Днем ходила — и ничего. Вечером слегла и больше не поднялась. Приводили к ней городского доктора.
— Тяжелое что-нибудь поднимали? — спрашивал доктор.
— Да бог знает, — отвечала матушка, — всяко бывало!
— Но где же все-таки больше болит?
— Не знаю. Сна нету, все болит…
И через две недели померла. Только схоронили, отец будто озверел. Раздражительным стал до невозможности. Я, правда, как матушки не стало, почти все время жила в своей городской квартире. Ребеночка ждала. Научилась шить на машинке. Все сижу, бывало, для маленького маракаю что-нибудь. Ночевать только ходила домой. Отец ругался:
— Чего тебе там делать? Живи здесь! Время такое, что мы с тобой за год денег нагребем столько, что по гроб хватит и тебе и Сережке!
А мне ничего не нужно было.
— Отстань ты со своими деньгами, — скажу, — не хочу я на базар шляться!
А он:
— А что ж, мужиков хочешь? Скурвилась совсем?
И начнет ругаться. Хлопну дверью, уйду к себе либо в комнате закроюсь.
Он усядется водку пить. Ночь опустится, в подполье залезет. Там хром лежал, материал всякий, дорогие вещи разные.
Загляну в подполье — пьет водку и деньги считает.

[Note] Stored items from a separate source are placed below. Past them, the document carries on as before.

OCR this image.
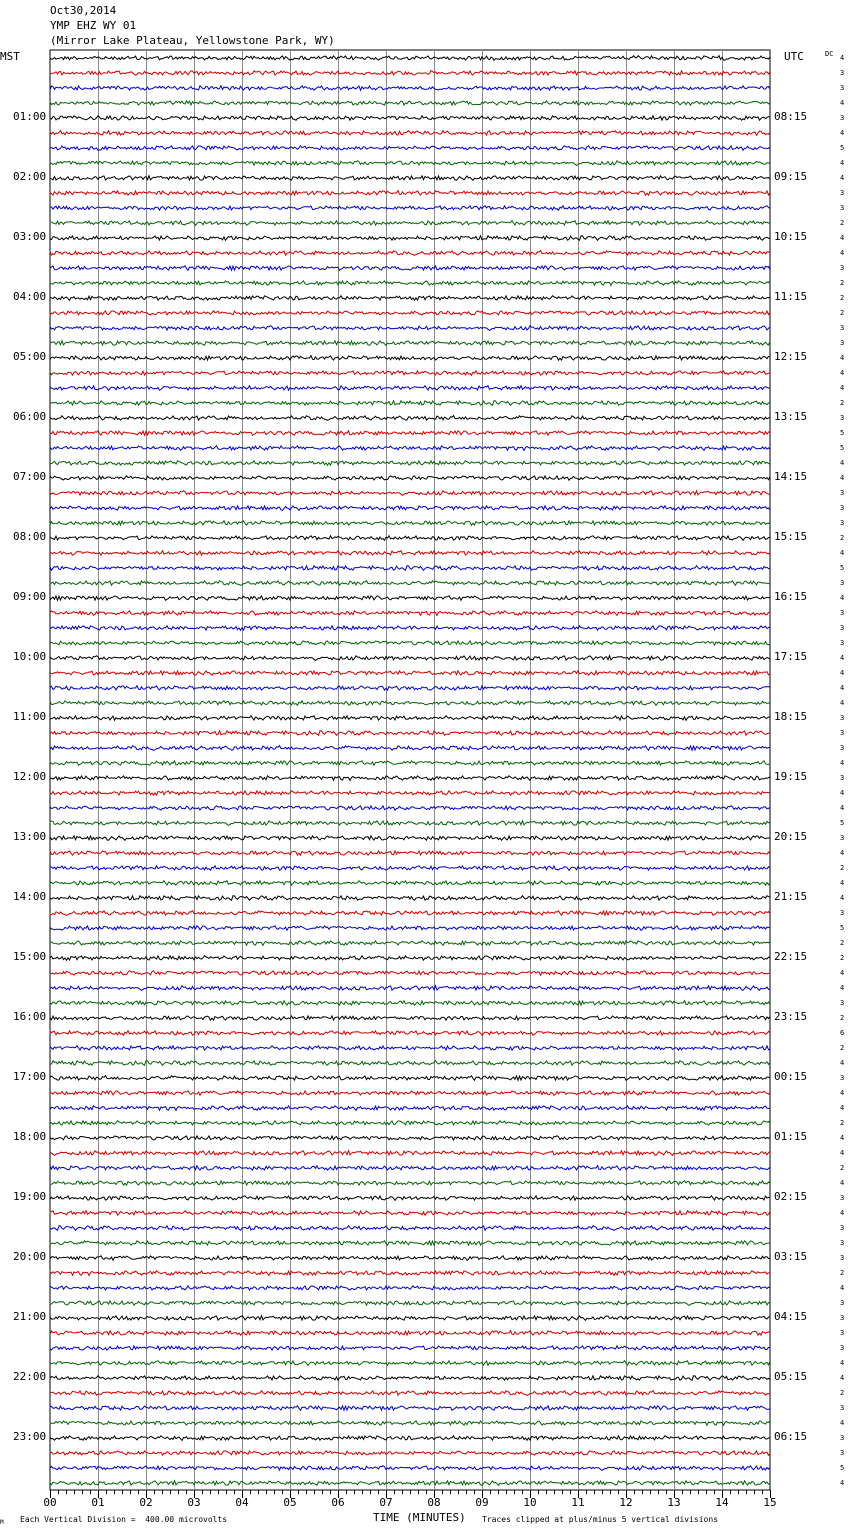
Oct30,2014
YMP EHZ WY 01
(Mirror Lake Plateau, Yellowstone Park, WY)
MST	UTC	DC
00	01	02	03	04	05	06	07	08	09	10	11	12	13	14	15
01:00
02:00
03:00
04:00
05:00
06:00
07:00
08:00
09:00
10:00
11:00
12:00
13:00
14:00
15:00
16:00
17:00
18:00
19:00
20:00
21:00
22:00
23:00
08:15
09:15
10:15
11:15
12:15
13:15
14:15
15:15
16:15
17:15
18:15
19:15
20:15
21:15
22:15
23:15
00:15
01:15
02:15
03:15
04:15
05:15
06:15
4
3
3
4
3
4
5
4
4
3
3
2
4
4
3
2
2
2
3
3
4
4
4
2
3
5
5
4
4
3
3
3
2
4
5
3
4
3
3
3
4
4
4
4
3
3
3
4
3
4
4
5
3
4
2
4
4
3
5
2
2
4
4
3
2
6
2
4
3
4
4
2
4
4
2
4
3
4
3
3
3
2
4
3
3
3
3
4
4
2
3
4
3
3
5
4
M Each Vertical Division =  400.00 microvolts	TIME (MINUTES) Traces clipped at plus/minus 5 vertical divisions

Досидится там, что и уснет.
На Сережку я прежде не обращала внимания, не замечала его. А теперь заметила: начал он из дому таскать деньги, вещи.
Люк в подполье находился возле печки. Его сундуком заставляли. В полночь захотелось мне воды попить. Вошла в горницу, заглянула в подполье: отец сидя спит, храпит. Сережка снует возле него, деньги в карманы сует.

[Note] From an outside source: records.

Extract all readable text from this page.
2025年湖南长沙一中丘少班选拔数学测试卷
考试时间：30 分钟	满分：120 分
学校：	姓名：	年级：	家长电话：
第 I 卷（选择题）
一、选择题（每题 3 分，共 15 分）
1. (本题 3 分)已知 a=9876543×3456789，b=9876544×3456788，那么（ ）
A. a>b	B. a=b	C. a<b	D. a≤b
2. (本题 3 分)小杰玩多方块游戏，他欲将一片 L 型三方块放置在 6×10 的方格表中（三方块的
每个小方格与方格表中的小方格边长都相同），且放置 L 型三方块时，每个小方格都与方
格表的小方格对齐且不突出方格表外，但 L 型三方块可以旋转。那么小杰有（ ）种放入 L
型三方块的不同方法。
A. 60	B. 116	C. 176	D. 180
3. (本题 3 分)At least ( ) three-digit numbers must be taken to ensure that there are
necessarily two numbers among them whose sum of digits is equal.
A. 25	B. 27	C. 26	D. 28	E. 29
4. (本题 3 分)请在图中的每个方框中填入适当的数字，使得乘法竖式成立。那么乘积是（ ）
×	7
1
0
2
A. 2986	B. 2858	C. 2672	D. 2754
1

— Ты чего делаешь? — говорю.
Он обомлел. Потом оскалился, кулаком погрозил.
— А ну лезь сюда! — говорю.
Выбрался он.
— Куда деньги тебе? — говорю.
— Надо. Не твое дело. И помалкивай, а то получишь! — грозит.

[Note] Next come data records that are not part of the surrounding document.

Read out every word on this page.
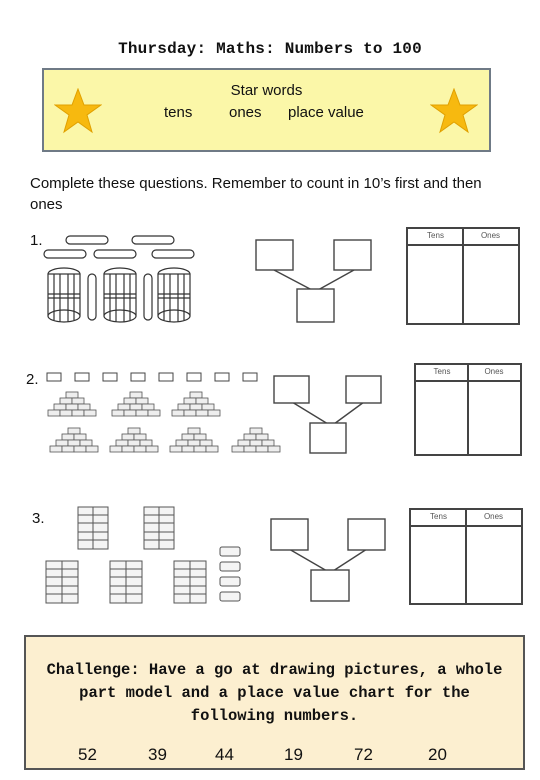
Thursday: Maths: Numbers to 100
Star words
tens ones place value
Complete these questions. Remember to count in 10’s first and then ones
1.	Tens	Ones
2.	Tens	Ones
3.	Tens	Ones
Challenge: Have a go at drawing pictures, a whole part model and a place value chart for the following numbers.
52	39	44	19	72	20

— Ах ты дьяволенок! — схватила его за вихры, швырнула в угол.
Ножик выхватил.
— Не подходи! — шипит.
Плюнула я, ушла к себе. Утром поведала отцу, тот заухмылялся:
— A-а, вон куда деньги идут! — говорит. — То-то я считаю и недосчитываюсь. Но это ничего. Нехай, нехай поозорует!
— Да ты что, отец? Он же испоганится!
— А ты чтой-то, — говорит, — в коммунисты записалась? Лекции отцу читать хочешь? — И кулаком по столу. — Вон, с глаз моих долой! — кричит. — Нахваталась, идиотка, у этого своего Юры!
И в таком роде. А весной он слег. Головные боли у него начались. Докторов видеть не хотел, а водку пил.
Когда в июле месяце я легла в больницу рожать, он позвал жить у нас торговку Макарьевну с соседней улицы. Возвратилась я с ребеночком, гляжу, и Макарьевна с ним пьет. С боем выгнала ее. Отец же пухнуть начал и распух ужасно. Забываться стал. Доктора увезли его в больницу, и там он скончался.
Осенью призвали Сережку в армию, и осталась я одна с маленьким Петей. У нас с ним огород, сад, куры, дом. Городскую квартиру сдала горсовету. Пусть, думаю, люди живут, а мне куда ее!
От Юрочки пришли два письма, и замолк он. А зимой получаю письмо с чужим почерком — от Картосяна. Сообщил он, что Юра погиб смертью храбрых.
Три года прожили мы с Петей тихо.
Я так со двора никуда и не выходила, о красоте своей думать не думала.
Соседки в один голос пели мне:
— Что ты, Любка, делаешь над собой? Думаешь, вечно красавицей будешь? Не упускай время!
Я только усмехалась. Макарьевна, ходившая одно время за больным отцом, вдруг зачастила ко мне. Она помимо торговли и другим делом занималась — сводничала. Место предоставляла в своем домишке для полюбовников.
Похаживал к ней тогда городской нотариус, встречался с одной девицей — Клавкой. Красивая она была, фигуристая и молоденькая. А он уже старый, морщинистый. Семью имел. Но, понятно, мужик в силе, а Клавке деньги требовались. Приходил он всегда в потемках. Идет, бывало, будто мимо к вокзалу, разом юркнет в калиточку Макарьевны, а Клавка там уже ждала.
Однажды Макарьевна заявилась ко мне, села чай пить. И завела:
— Есть, — говорит, — красоточка моя, один мужчина, очень замечательный. Не какой-нибудь, а начальник. Нотариус мне говорил об нем. — И так далее.
Догадалась я, в чем дело.
— Иди, иди, тетя, — говорю.
И выпроводила.
Никого не надо было… Нашла Васину могилку на кладбище, оградку заказала.
Так еще год прожила. Вдруг и Сережка домой вернулся.
Покуда служил, ни одного письма не прислал! Погулял он неделю. Разделили наследство. Собрался он ехать.
— Да скажи хоть, — говорю, — куда едешь? Как жить думаешь? Сестра я тебе или нет?
Он ухмыляется.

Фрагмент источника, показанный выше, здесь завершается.